Утром, когда они выходили из дома, возле почтовых ящиков их как бы приостановил сосед Туковский, человек пожилой и умный. Звали его Виктор Викторович. Когда-то по молодости Туковский дважды отбывал в заключении срок. Известно было, что он насмотрелся там разного и что глаз у него наметанный. Нет, сначала он просто вынул из своего почтового ящика газету. По-соседски поздоровавшись и немного с Шурочкой поговорив, он буквально ни с того ни с сего обратился к Куренкову: хороший, мол, ты парень, Толик, однако по твоему поведению (прости меня, старика) и даже по лицу твоему я читаю — сидеть тебе в тюрьме.

— Почему это? — спросил Куренков, и Туковский смутился, а потом (отвечать было что-то нужно) невесело и как-то неохотно добавил, что судьбу, мол, не объедешь, хоть и будь вдвойне осторожен.

— Ни мать, ни отец у меня не сидели — и я не сяду, — отчасти даже с обидой и вызовом бросил ему Куренков, а тот только покачал головой.

И уже для Шурочки заметил:

— Следи за ним, Шура…

— Не ваше дело! Пожилой человек, а такие вещи говорите!.. — огрызнулась тогда и Шурочка, хотя разговор шел вполне спокойный и добрососедский.

Виктор Викторович Туковский настаивать, конечно, не стал. Он тут же кивнул — разумеется, мол, дело не мое, и, пожалуйста, извините. Туковский с газетами даже и заспешил, ушел. Он поднялся на свой пятый этаж и, может быть, уже забыл, что сказал, ведь утренние разговоры зачастую бывают лишь от настроения. Но именно после того, как бывалый сосед так нехорошо накаркал, Шурочка сделалась неспокойна, она позвонила своему любимому человеку Панову и сказала, что волнуется и что Куренков, кажется, опять копит зло; тогда-то кинокритик, вздохнув, ответил:

— Да, Шурочка. Ты не скучаешь в жизни…

Сговорившись, она пришла к кинокритику домой.

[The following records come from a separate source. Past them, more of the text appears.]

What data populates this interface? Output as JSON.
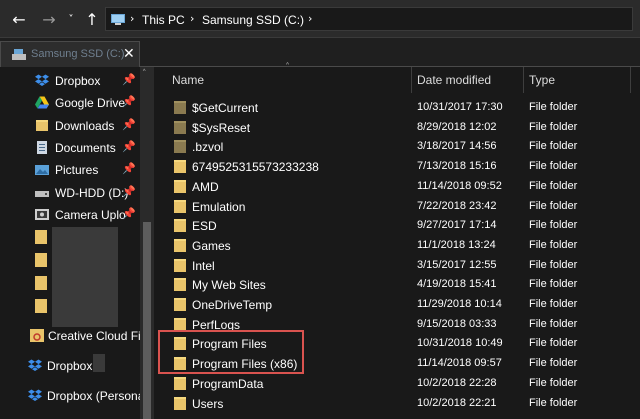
{
  "address_bar": {
    "path": [
      "This PC",
      "Samsung SSD (C:)"
    ]
  },
  "tab": {
    "label": "Samsung SSD (C:)"
  },
  "sidebar": {
    "items": [
      {
        "label": "Dropbox",
        "icon": "dropbox-icon",
        "pinned": true
      },
      {
        "label": "Google Drive",
        "icon": "google-drive-icon",
        "pinned": true
      },
      {
        "label": "Downloads",
        "icon": "folder-icon",
        "pinned": true
      },
      {
        "label": "Documents",
        "icon": "documents-icon",
        "pinned": true
      },
      {
        "label": "Pictures",
        "icon": "pictures-icon",
        "pinned": true
      },
      {
        "label": "WD-HDD (D:)",
        "icon": "drive-icon",
        "pinned": true
      },
      {
        "label": "Camera Uplo",
        "icon": "camera-icon",
        "pinned": true
      },
      {
        "label": "Creative Cloud Fil",
        "icon": "creative-cloud-icon",
        "pinned": false
      },
      {
        "label": "Dropbox",
        "icon": "dropbox-icon",
        "pinned": false
      },
      {
        "label": "Dropbox (Persona",
        "icon": "dropbox-icon",
        "pinned": false
      }
    ]
  },
  "columns": {
    "name": "Name",
    "date": "Date modified",
    "type": "Type"
  },
  "files": [
    {
      "name": "$GetCurrent",
      "date": "10/31/2017 17:30",
      "type": "File folder",
      "system": true
    },
    {
      "name": "$SysReset",
      "date": "8/29/2018 12:02",
      "type": "File folder",
      "system": true
    },
    {
      "name": ".bzvol",
      "date": "3/18/2017 14:56",
      "type": "File folder",
      "system": true
    },
    {
      "name": "6749525315573233238",
      "date": "7/13/2018 15:16",
      "type": "File folder",
      "system": false
    },
    {
      "name": "AMD",
      "date": "11/14/2018 09:52",
      "type": "File folder",
      "system": false
    },
    {
      "name": "Emulation",
      "date": "7/22/2018 23:42",
      "type": "File folder",
      "system": false
    },
    {
      "name": "ESD",
      "date": "9/27/2017 17:14",
      "type": "File folder",
      "system": false
    },
    {
      "name": "Games",
      "date": "11/1/2018 13:24",
      "type": "File folder",
      "system": false
    },
    {
      "name": "Intel",
      "date": "3/15/2017 12:55",
      "type": "File folder",
      "system": false
    },
    {
      "name": "My Web Sites",
      "date": "4/19/2018 15:41",
      "type": "File folder",
      "system": false
    },
    {
      "name": "OneDriveTemp",
      "date": "11/29/2018 10:14",
      "type": "File folder",
      "system": false
    },
    {
      "name": "PerfLogs",
      "date": "9/15/2018 03:33",
      "type": "File folder",
      "system": false
    },
    {
      "name": "Program Files",
      "date": "10/31/2018 10:49",
      "type": "File folder",
      "system": false
    },
    {
      "name": "Program Files (x86)",
      "date": "11/14/2018 09:57",
      "type": "File folder",
      "system": false
    },
    {
      "name": "ProgramData",
      "date": "10/2/2018 22:28",
      "type": "File folder",
      "system": false
    },
    {
      "name": "Users",
      "date": "10/2/2018 22:21",
      "type": "File folder",
      "system": false
    }
  ],
  "colors": {
    "highlight": "#d9534f",
    "folder": "#e9c46a",
    "background": "#191919"
  }
}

Они немного выпили, а помиловались и того меньше, после чего Шурочка сразу же заговорила о своем и наболевшем: боюсь, мол, Толик мой сядет в тюрьму. Как быть и что тут можно поделать, если бывшие зеки его уже сейчас за своего принимают. Боюсь, что сядет, повторяла она. Голос ее дрожал, а Панов неделикатно спросил:

— Как — он не сидел еще?

— Никогда!

— Разве? — переспросил кинокритик, и тут они с Шурочкой поссорились. Она даже обиделась. Не раз и не пять она рассказывала ему от самого детства чуть ли не всю свою жизнь, он же ее слова и рассказы забывал, или не помнил, или просто путал: он как бы любил не разговоры с Шурочкой, а ее саму.